PERSONAL OBSERVATIONS OF THE TEACHING OF MATHEMATICS IN PRUSSIA.*

BY HERBERT E. COBB,

Professor of Mathematics, Lewis Institute, Chicago. When one speaks of Germany or of the German schools he has in mind usually Prussia or the Prussian schools. The reason for this is apparent when we compare Prussia with the other German states. The German empire has a population of 56,000,000. Prussia, 34.000,000; Bavaria, 6,000,000; Saxony, 4,000,oco; while the other twenty-three states form only a small part of the empire. Prussia is the leader in the rapid advance along all lines in the empire.

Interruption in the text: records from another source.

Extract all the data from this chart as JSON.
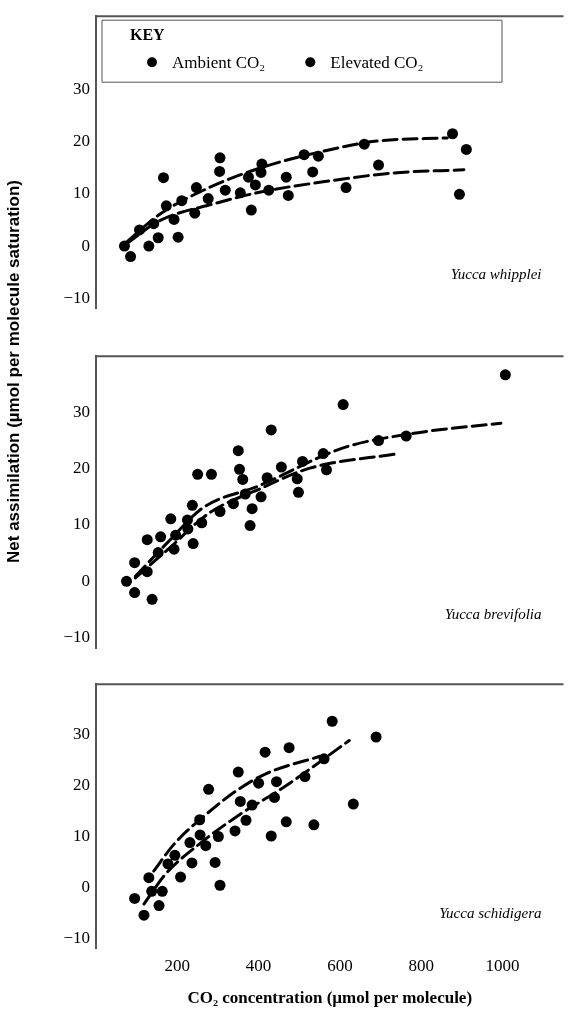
{
  "chart_data": [
    {
      "type": "scatter",
      "legend_title": "KEY",
      "legend": "top left",
      "marker": "circle",
      "tick_labels": "y",
      "xlim": [
        0,
        1150
      ],
      "xticks": [
        200,
        400,
        600,
        800,
        1000
      ],
      "ylim": [
        -12,
        44
      ],
      "yticks": [
        -10,
        0,
        10,
        20,
        30
      ],
      "annotations": [
        "Yucca whipplei"
      ],
      "series": [
        {
          "name": "Ambient CO₂",
          "color": "#000000",
          "x": [
            70,
            85,
            130,
            142,
            153,
            192,
            202,
            243,
            276,
            318,
            355,
            382,
            392,
            425,
            468,
            473,
            533,
            615,
            695,
            894
          ],
          "values": [
            0,
            -2,
            0,
            4.3,
            1.6,
            5.1,
            1.7,
            6.3,
            9.1,
            10.7,
            10.2,
            6.9,
            11.7,
            10.7,
            13.2,
            9.7,
            14.2,
            11.2,
            15.5,
            9.9
          ]
        },
        {
          "name": "Elevated CO₂",
          "color": "#000000",
          "x": [
            107,
            166,
            173,
            211,
            247,
            304,
            305,
            375,
            406,
            408,
            512,
            547,
            660,
            877,
            911
          ],
          "values": [
            3.1,
            13.1,
            7.7,
            8.7,
            11.2,
            14.3,
            16.9,
            13.2,
            14.1,
            15.7,
            17.5,
            17.2,
            19.5,
            21.5,
            18.5
          ]
        },
        {
          "type": "line",
          "marker": "none",
          "line_style": "dashed",
          "color": "#000000",
          "x": [
            76,
            155,
            295,
            402,
            577,
            732,
            905
          ],
          "values": [
            0.5,
            4.8,
            8.2,
            10.3,
            12.5,
            14.0,
            14.6
          ]
        },
        {
          "type": "line",
          "marker": "none",
          "line_style": "dashed",
          "color": "#000000",
          "x": [
            76,
            155,
            270,
            402,
            567,
            691,
            864
          ],
          "values": [
            0.8,
            6.0,
            10.9,
            14.9,
            18.3,
            20.1,
            20.7
          ]
        }
      ]
    },
    {
      "type": "scatter",
      "ylabel": "Net assimilation (µmol per molecule saturation)",
      "marker": "circle",
      "tick_labels": "y",
      "xlim": [
        0,
        1150
      ],
      "xticks": [
        200,
        400,
        600,
        800,
        1000
      ],
      "ylim": [
        -12,
        40
      ],
      "yticks": [
        -10,
        0,
        10,
        20,
        30
      ],
      "annotations": [
        "Yucca brevifolia"
      ],
      "series": [
        {
          "color": "#000000",
          "x": [
            75,
            95,
            126,
            138,
            153,
            192,
            196,
            226,
            239,
            260,
            305,
            338,
            367,
            379,
            384,
            406,
            421,
            495,
            498,
            567
          ],
          "values": [
            0,
            -2,
            1.7,
            -3.2,
            5.1,
            5.7,
            8.2,
            9.3,
            6.7,
            10.4,
            12.4,
            13.8,
            15.5,
            9.9,
            12.9,
            15.0,
            18.4,
            18.2,
            15.8,
            19.8
          ]
        },
        {
          "color": "#000000",
          "x": [
            95,
            126,
            159,
            184,
            225,
            237,
            250,
            284,
            350,
            353,
            361,
            431,
            456,
            508,
            559,
            608,
            695,
            763,
            1007
          ],
          "values": [
            3.3,
            7.4,
            7.9,
            11.1,
            10.9,
            13.5,
            19.0,
            19.0,
            23.2,
            19.9,
            18.1,
            26.9,
            20.3,
            21.3,
            22.7,
            31.4,
            25.0,
            25.8,
            36.7
          ]
        },
        {
          "type": "line",
          "marker": "none",
          "line_style": "dashed",
          "color": "#000000",
          "x": [
            97,
            179,
            278,
            402,
            526,
            745
          ],
          "values": [
            0.6,
            5.8,
            12.1,
            16.4,
            20.1,
            22.7
          ]
        },
        {
          "type": "line",
          "marker": "none",
          "line_style": "dashed",
          "color": "#000000",
          "x": [
            97,
            179,
            262,
            402,
            608,
            782,
            996
          ],
          "values": [
            0.9,
            7.1,
            13.0,
            17.0,
            23.7,
            26.3,
            28.1
          ]
        }
      ]
    },
    {
      "type": "scatter",
      "xlabel": "CO₂ concentration (µmol per molecule)",
      "marker": "circle",
      "xlim": [
        0,
        1150
      ],
      "xticks": [
        200,
        400,
        600,
        800,
        1000
      ],
      "ylim": [
        -12,
        40
      ],
      "yticks": [
        -10,
        0,
        10,
        20,
        30
      ],
      "annotations": [
        "Yucca schidigera"
      ],
      "series": [
        {
          "color": "#000000",
          "x": [
            95,
            118,
            137,
            155,
            163,
            208,
            236,
            270,
            293,
            301,
            305,
            342,
            369,
            384,
            431,
            439,
            468,
            514,
            536,
            633
          ],
          "values": [
            -2.2,
            -5.5,
            -0.8,
            -3.6,
            -0.8,
            2.0,
            4.8,
            8.2,
            4.9,
            10.0,
            0.4,
            11.1,
            13.2,
            16.2,
            10.1,
            17.7,
            12.9,
            21.8,
            12.3,
            16.4
          ]
        },
        {
          "color": "#000000",
          "x": [
            130,
            177,
            194,
            231,
            255,
            256,
            277,
            350,
            355,
            400,
            416,
            444,
            475,
            561,
            581,
            689
          ],
          "values": [
            1.9,
            4.6,
            6.3,
            8.8,
            13.3,
            10.3,
            19.3,
            22.7,
            16.9,
            20.5,
            26.6,
            20.8,
            27.5,
            25.3,
            32.7,
            29.6
          ]
        },
        {
          "type": "line",
          "marker": "none",
          "line_style": "dashed",
          "color": "#000000",
          "x": [
            118,
            171,
            254,
            353,
            460,
            623
          ],
          "values": [
            -3.3,
            2.6,
            8.5,
            14.3,
            19.6,
            28.9
          ]
        },
        {
          "type": "line",
          "marker": "none",
          "line_style": "dashed",
          "color": "#000000",
          "x": [
            142,
            192,
            270,
            345,
            419,
            551
          ],
          "values": [
            3.2,
            8.5,
            14.3,
            19.0,
            22.4,
            25.8
          ]
        }
      ]
    }
  ]
}
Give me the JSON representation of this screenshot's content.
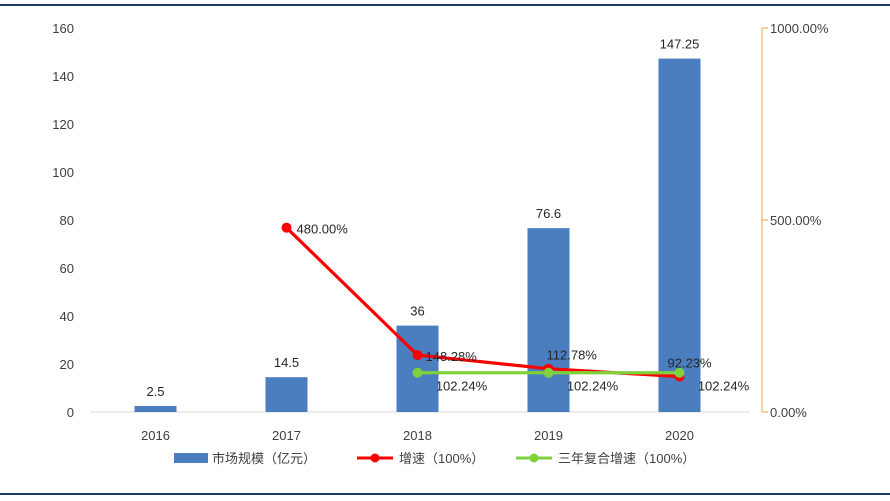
{
  "colors": {
    "bar": "#4a7ebf",
    "growth": "#ff0000",
    "cagr": "#7fd13b",
    "right_axis": "#e8a33d",
    "rule": "#1f3864"
  },
  "chart_data": {
    "type": "bar",
    "categories": [
      "2016",
      "2017",
      "2018",
      "2019",
      "2020"
    ],
    "ylim": [
      0,
      160
    ],
    "yticks": [
      0,
      20,
      40,
      60,
      80,
      100,
      120,
      140,
      160
    ],
    "y2lim": [
      0,
      1000
    ],
    "y2ticks": [
      "0.00%",
      "500.00%",
      "1000.00%"
    ],
    "y2tick_values": [
      0,
      500,
      1000
    ],
    "grid": false,
    "legend_position": "bottom",
    "series": [
      {
        "name": "市场规模（亿元）",
        "type": "bar",
        "axis": "left",
        "values": [
          2.5,
          14.5,
          36,
          76.6,
          147.25
        ],
        "labels": [
          "2.5",
          "14.5",
          "36",
          "76.6",
          "147.25"
        ]
      },
      {
        "name": "增速（100%）",
        "type": "line",
        "axis": "right",
        "values": [
          null,
          480.0,
          148.28,
          112.78,
          92.23
        ],
        "labels": [
          "",
          "480.00%",
          "148.28%",
          "112.78%",
          "92.23%"
        ]
      },
      {
        "name": "三年复合增速（100%）",
        "type": "line",
        "axis": "right",
        "values": [
          null,
          null,
          102.24,
          102.24,
          102.24
        ],
        "labels": [
          "",
          "",
          "102.24%",
          "102.24%",
          "102.24%"
        ]
      }
    ]
  }
}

To say that certain things are true of German schools is in many cases not an exact statement, since there are differences in the schools, not only between the several states but also between the different parts of the same state. There is no Minister of Education for the empire; though the general character and aims of the schools, and the training and duties of the teachers are the same throughout Germany. Another cause of difference in the schools is that while some of the states are largely Protestant others are largely Catholic; in Prussia the number of Protestants is to the number of Catholics as eleven to six, while in Bavaria the ratio is four to eleven. The greatest differences exist in the common school system. In Bavaria, for example, the common schools are the preparatory schools for all the higher schools, while in Prussia they are the schools for the lower classes, cut off entirely from the higher schools which have preparatory schools of their own. In 1902-3 the number of laborers' sons in the ten Prussian universities was

*From a paper read before the Mathematical Section of the Central Association of Science and Mathematics Teachers on Nov. 30, 1906, at the University of Chicago.